The "pump": this was originally developed for use in terminally ill cancer patients when it was not being considered for long term use. From the studies now performed of long term pump use emerge varying opinions as to its safety and efficacy.

One recent paper states:

"About one third of the patients get good long-term pain relief without complications or side effects, many require the addition of local anesthetics, and some never get effective relief. There are major questions to be answered before this form of therapy becomes widely disseminated."([1])

A recent study in the UK ([2]) showed that INA was effective as pain relief, for patients with failed back syndrome and chronic mechanical low back pain.

Diamorphine was used in all 37 patients, bupivacaine in 32, clonidine in 27 and baclofen in 3. The mean dose of diamorphine increased for the first 2 years but did not change 2-6 years post implant, averaging 4.5 mg/day.
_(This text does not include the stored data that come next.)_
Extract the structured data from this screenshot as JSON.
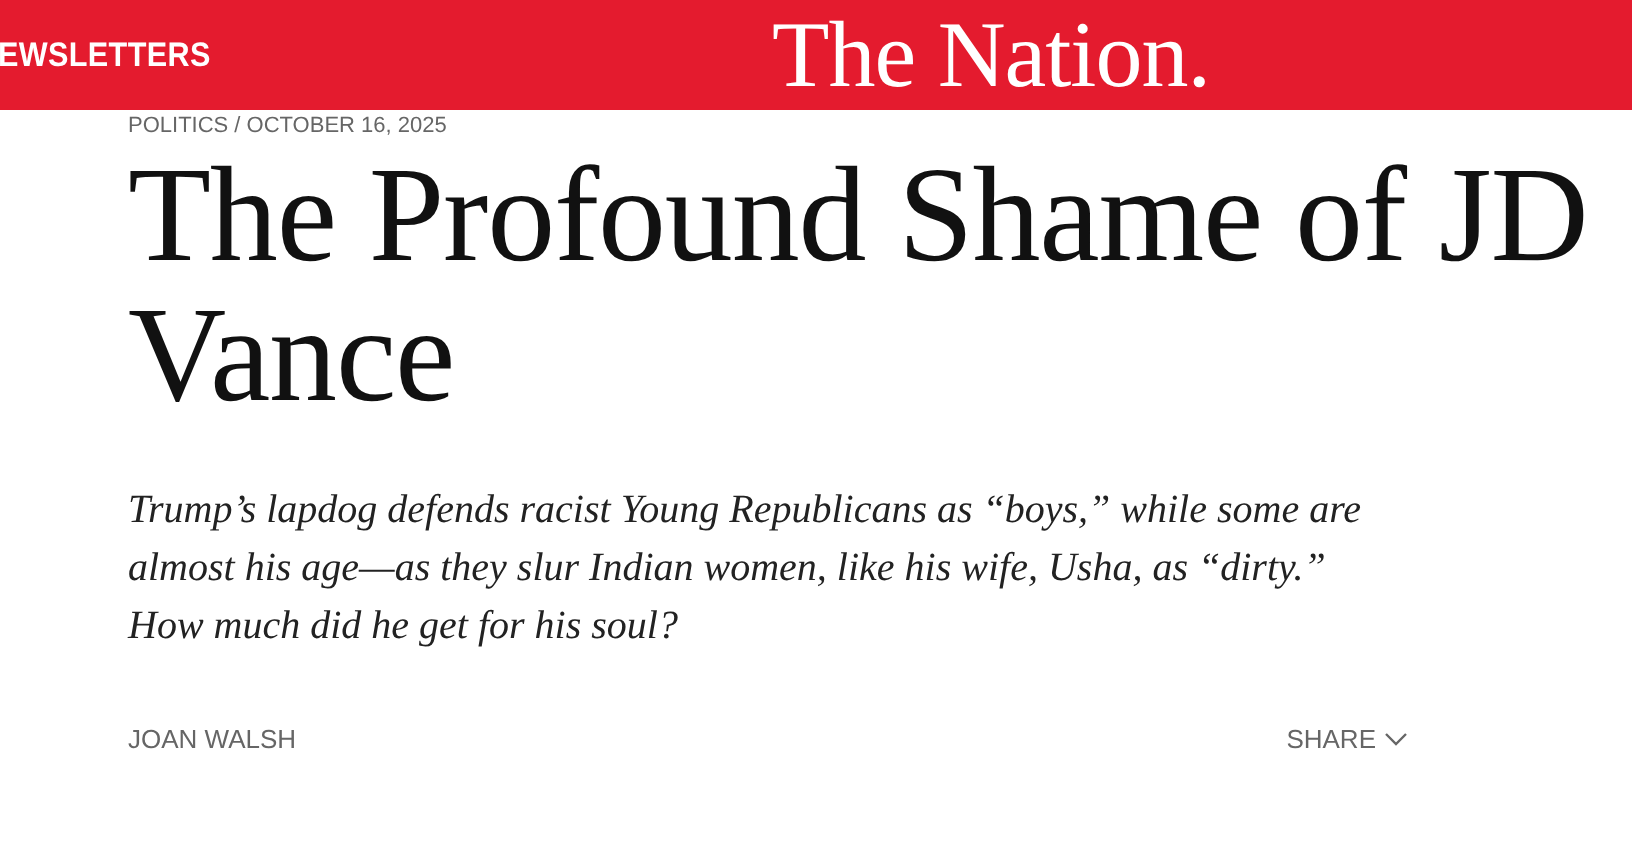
{
  "header": {
    "nav_link": "EWSLETTERS",
    "logo": "The Nation."
  },
  "article": {
    "dateline": "POLITICS / OCTOBER 16, 2025",
    "headline": "The Profound Shame of JD Vance",
    "dek": "Trump’s lapdog defends racist Young Republicans as “boys,” while some are almost his age—as they slur Indian women, like his wife, Usha, as “dirty.” How much did he get for his soul?",
    "author": "JOAN WALSH",
    "share": "SHARE"
  }
}
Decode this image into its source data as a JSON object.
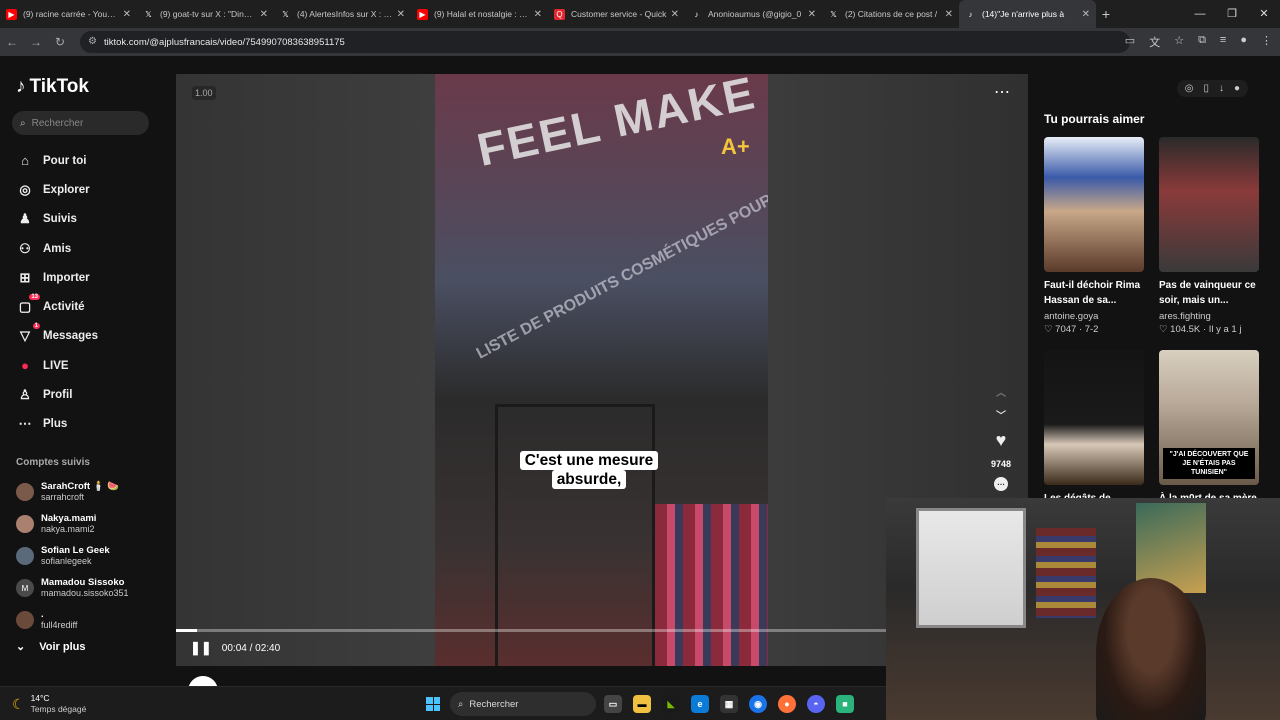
{
  "browser": {
    "tabs": [
      {
        "title": "(9) racine carrée - YouTube",
        "icon": "youtube-icon",
        "color": "#ff0000"
      },
      {
        "title": "(9) goat-tv sur X : \"Dingue",
        "icon": "x-icon",
        "color": "#ffffff"
      },
      {
        "title": "(4) AlertesInfos sur X : \"Il y",
        "icon": "x-icon",
        "color": "#ffffff"
      },
      {
        "title": "(9) Halal et nostalgie : Qu",
        "icon": "youtube-icon",
        "color": "#ff0000"
      },
      {
        "title": "Customer service - Quick",
        "icon": "quick-icon",
        "color": "#e3262e"
      },
      {
        "title": "Anonioaumus (@gigio_0",
        "icon": "tiktok-icon",
        "color": "#ffffff"
      },
      {
        "title": "(2) Citations de ce post /",
        "icon": "x-icon",
        "color": "#ffffff"
      },
      {
        "title": "(14)\"Je n'arrive plus à",
        "icon": "tiktok-icon",
        "color": "#ffffff",
        "active": true
      }
    ],
    "url": "tiktok.com/@ajplusfrancais/video/7549907083638951175"
  },
  "tiktok": {
    "logo": "TikTok",
    "search_placeholder": "Rechercher",
    "nav": [
      {
        "label": "Pour toi",
        "icon": "home-icon"
      },
      {
        "label": "Explorer",
        "icon": "compass-icon"
      },
      {
        "label": "Suivis",
        "icon": "following-icon"
      },
      {
        "label": "Amis",
        "icon": "friends-icon"
      },
      {
        "label": "Importer",
        "icon": "upload-icon"
      },
      {
        "label": "Activité",
        "icon": "activity-icon",
        "badge": "13"
      },
      {
        "label": "Messages",
        "icon": "messages-icon",
        "badge": "1"
      },
      {
        "label": "LIVE",
        "icon": "live-icon"
      },
      {
        "label": "Profil",
        "icon": "profile-icon"
      },
      {
        "label": "Plus",
        "icon": "more-icon"
      }
    ],
    "following_title": "Comptes suivis",
    "following": [
      {
        "name": "SarahCroft 🕯️ 🍉",
        "handle": "sarrahcroft"
      },
      {
        "name": "Nakya.mami",
        "handle": "nakya.mami2"
      },
      {
        "name": "Sofian Le Geek",
        "handle": "sofianlegeek"
      },
      {
        "name": "Mamadou Sissoko",
        "handle": "mamadou.sissoko351",
        "initial": "M"
      },
      {
        "name": ".",
        "handle": "full4rediff"
      }
    ],
    "see_more": "Voir plus"
  },
  "video": {
    "speed": "1.00",
    "sign_text": "FEEL MAKE",
    "sign_sub": "LISTE DE PRODUITS COSMÉTIQUES POUR CORPS",
    "watermark": "A+",
    "subtitle_line1": "C'est une mesure",
    "subtitle_line2": "absurde,",
    "time": "00:04 / 02:40",
    "progress": 0.025,
    "likes": "9748",
    "author": "ajplusfrancais"
  },
  "recommendations": {
    "title": "Tu pourrais aimer",
    "cards": [
      {
        "title": "Faut-il déchoir Rima Hassan de sa...",
        "user": "antoine.goya",
        "stats": "♡ 7047 · 7-2"
      },
      {
        "title": "Pas de vainqueur ce soir, mais un...",
        "user": "ares.fighting",
        "stats": "♡ 104.5K · Il y a 1 j"
      },
      {
        "title": "Les dégâts de",
        "user": "",
        "stats": ""
      },
      {
        "title": "À la m0rt de sa mère",
        "user": "",
        "stats": "",
        "overlay": "\"J'AI DÉCOUVERT QUE JE N'ÉTAIS PAS TUNISIEN\""
      }
    ]
  },
  "taskbar": {
    "temp": "14°C",
    "weather": "Temps dégagé",
    "search": "Rechercher"
  }
}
Revision surgery was necessary in 24% of cases.

The authors, Raphael et al. pointed out that whilst some authors had found tolerance requiring increasing doses, others had not. They found that the pain level reduced by 3 or more on an 11-point scale (0-10) which they regarded as clinically significant, with average implant duration of 4.38 years.

They remarked:

"Spinal opioids for low back pain is a therapy of last resort and is controversial."

Spinal opiates affect spinal nociceptive processing by reducing  the release of excitatory neurotransmitters and decreasing the excitability of dorsal horn neurons. Extensive literature indicates that opiates delivered spinally induce strong analgesia.

The well researched pharmacology of this action has shown that ?, δ and κ, opiate agonists are effective.

Distribution of the opiate must extend beyond the spinal segment because sensory input into a given nerve root (from a specific dermatome) distributes several segments once the afferent has entered the dorsal root entry zone. (compare delivery of a local anaesthetic which is designed to affect a single root only). Small volumes and high concentrations may only be effective when there is adequate redistribution.

This may be impaired in the case of arachnoiditis where CSF flow is compromised.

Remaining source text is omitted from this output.